Checkbook Journalism: A User's Guide
The Society of Professional Journalists is scolding NBC News for buying its "exclusive" interview with David Goldman—the father of that Brazilian kid—by chartering a jet to fly father, son, and NBC reporter back to the U.S. Shocking, indeed.
If the SPJ is going to issue a statement of condemnation every time a network news organization shells out cash or services in exchange for an exclusive interview, it is going to be one busy little professional society. NBC News in particular has been so free with the cash over the years that we can't quite figure out why the Goldman case tripped the SPJ's pay-to-play detector, as opposed to, say, the time Today hyped its exclusive get with a couple of gatecrashers who were under contract to appear exclusively on NBC Universal properties or the time CNN, the New York Post and ABC News all paid the Flight 253 hero Jasper Schuringa for blurry photos and the chance to interview him.
As shameless practitioners of "checkbook journalism," we thought we'd offer a handy user's guide for producers, consumers, and scolders.
1) Nobody Admits to Paying for Interviews (But They All Do)
NBC News spokeswoman Lauren Kapp has a hot-key for writing "NBC News does not and will not pay for interviews" in statements responding to stories about how they paid for interviews. It's true, in the same sense it's true that Eliot Spitzer paid that nice lady to come visit him in D.C. and she threw in the sex for free. Usually the sleight of hand lies in the word "interviews"—networks will pay for anything except the actual words spoken by their interview subjects. So when NBC News paid Octomom for a three-day exclusive engagement on Today, it was legitimate remuneration for the broadcast use of her copyrighted home videos, not some gross pay-to-play deal. In the Goldman case, the subterfuge is actually in the meaning of the word "pay." NBC News does not "pay" for interviews like a trashy tabloid, it just provides goods and services like private jet travel at no cost to people of public interest who are willing to exclusively talk to NBC News employees.

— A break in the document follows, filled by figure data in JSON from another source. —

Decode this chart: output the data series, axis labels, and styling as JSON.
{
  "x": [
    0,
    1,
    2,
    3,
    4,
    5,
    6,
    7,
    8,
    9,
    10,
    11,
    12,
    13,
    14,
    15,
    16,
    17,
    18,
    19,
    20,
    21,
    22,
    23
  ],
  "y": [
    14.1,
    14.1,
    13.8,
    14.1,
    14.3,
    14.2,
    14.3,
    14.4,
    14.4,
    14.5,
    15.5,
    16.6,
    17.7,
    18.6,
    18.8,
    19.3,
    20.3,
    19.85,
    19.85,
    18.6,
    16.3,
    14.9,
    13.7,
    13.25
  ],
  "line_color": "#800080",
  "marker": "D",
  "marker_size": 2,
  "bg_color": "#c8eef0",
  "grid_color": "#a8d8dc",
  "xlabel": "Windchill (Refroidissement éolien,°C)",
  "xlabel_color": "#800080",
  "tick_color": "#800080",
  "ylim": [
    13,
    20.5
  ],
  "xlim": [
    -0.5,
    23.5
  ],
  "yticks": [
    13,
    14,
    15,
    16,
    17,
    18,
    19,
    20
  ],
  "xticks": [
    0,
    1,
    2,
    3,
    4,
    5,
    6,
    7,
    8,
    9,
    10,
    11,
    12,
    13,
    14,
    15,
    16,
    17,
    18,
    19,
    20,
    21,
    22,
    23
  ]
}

2) Disclosure Is a Relative Concept
It doesn't matter if you pay someone to say something, so long as you tell everyone that you've paid them, right? We're all sophisticated media consumers, and can judge for ourselves whether or not the moneygrubbing fameball of the week is being forthright, cashing in, or both. So NBC News did the right thing by noting, in its Christmas Eve Nightly News broadcast on the Goldman's reunion, that "the Goldmans were invited on a jet NBC News chartered to fly back to the U.S." There! It's all out in the open now, and any viewers of yesterday's Today exclusive interview would surely have seen the Nightly News disclaimer, which explains why Today made no mention of the chartered flight, because doing so would have been redundant.
3) It's Better to Just Cut Out the Whole Journalism Part
When NBC News aired a "documentary" about the death of Farrah Fawcett last summer, no alarm bells went off over at SPJ HQ because there was no pretense of NBC News staffers being involved—they just bought the whole thing from Fawcett's family and put it on TV. The same principle applied to Vanity Fair's publication of Levi Johnston's account of what it's like to get Sarah Palin's daughter pregnant and to our publication of Balloon Dad's pal's confirmation that the whole thing was a hoax. They were published as freelance pieces, and their authors were compensated as such.
4) For Checkbook Journalism to Work, People Have to Be Interested in the People You Are Buying
That's why Paris Hilton's $1 million gambit fizzled—she had a $100,000 deal with ABC News in place to give the network her first interview after getting released from jail, and overplayed her hand by trying to parlay it into a $1 million deal with NBC News. When news of the negotiations broke, it gave everyone a chance to stop for a second and realize paying $1 million for an interview with Paris Hilton is a colossal waste of money. She ended up on Larry King Live. We can't really figure out why anyone cares about the "Christmas Miracle" involving a Jewish guy named David Goldman, but we suppose it's within reason to divert the GE corporate jet down to Brazil to make the interview happen.